Write a personal tagline

That line of text under your name? It’s the first thing people see in your profile. It follows your name in search hit lists. It’s your brand. (Note: your e-mail address is not a brand!) Your company’s brand might be so strong that it and your title are sufficient. Or you might need to distill your professional personality into a more eye-catching phrase, something that at a glance describes who you are.

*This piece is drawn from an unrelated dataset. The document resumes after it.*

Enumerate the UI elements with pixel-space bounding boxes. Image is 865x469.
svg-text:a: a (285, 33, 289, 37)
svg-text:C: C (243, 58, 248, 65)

Put your elevator pitch to work

Go back to your conference introduction. That 30-second description, the essence of who you are and what you do, is a personal elevator pitch. Use it in the Summary section to engage readers. You’ve got 5-10 seconds to capture their attention. The more meaningful your summary is, the more time you’ll get from readers.

Stress your skills

Think of the Specialties field as your personal search engine optimizer, a way to refine the ways people find and remember you. This searchable section is where that list of industry buzzwords from your resume belongs. Also, particular abilities and interests, the personal values you bring to your professional performance, even a note of humor or passion.

Explain your experience

Help the reader grasp the key points: briefly say what the company does and what you did or do for them. Picture yourself at that conference, again. After you’ve introduced yourself, how do you describe what you do, what your company does? Use those clear, succinct phrases here — and break them into visually digestible chunks.

Distinguish yourself from the crowd

Use the Additional Information section to round out your profile with a few key interests. Add websites that showcase your abilities or passions. Then edit the default “My Website” label to encourage clickthroughs (you get Google page rankings for those, raising your visibility). Maybe you belong to a trade association or an interest group; help other members find you by naming those groups. If you’re an award winner, recognized by peers, customers, or employers, add prestige without bragging by listing them here.

Ask and answer questions

Thoughtful questions and useful answers build your credibility. The best ones give people a reason to look at your profile. Make a point of answering questions in your field, to establish your expertise, raise your visibility, and most important, to build social capital with people in your network — you may need answers to a question of your own down the road.

Build your network

Connections are one of the most important aspects of your brand: the company you keep reflects the quality of your brand. What happens when you scan a profile and see that you know someone in common? That person’s stock with you soars. The value of that commonality works both ways. So identify connections that will add to your credibility and pursue those.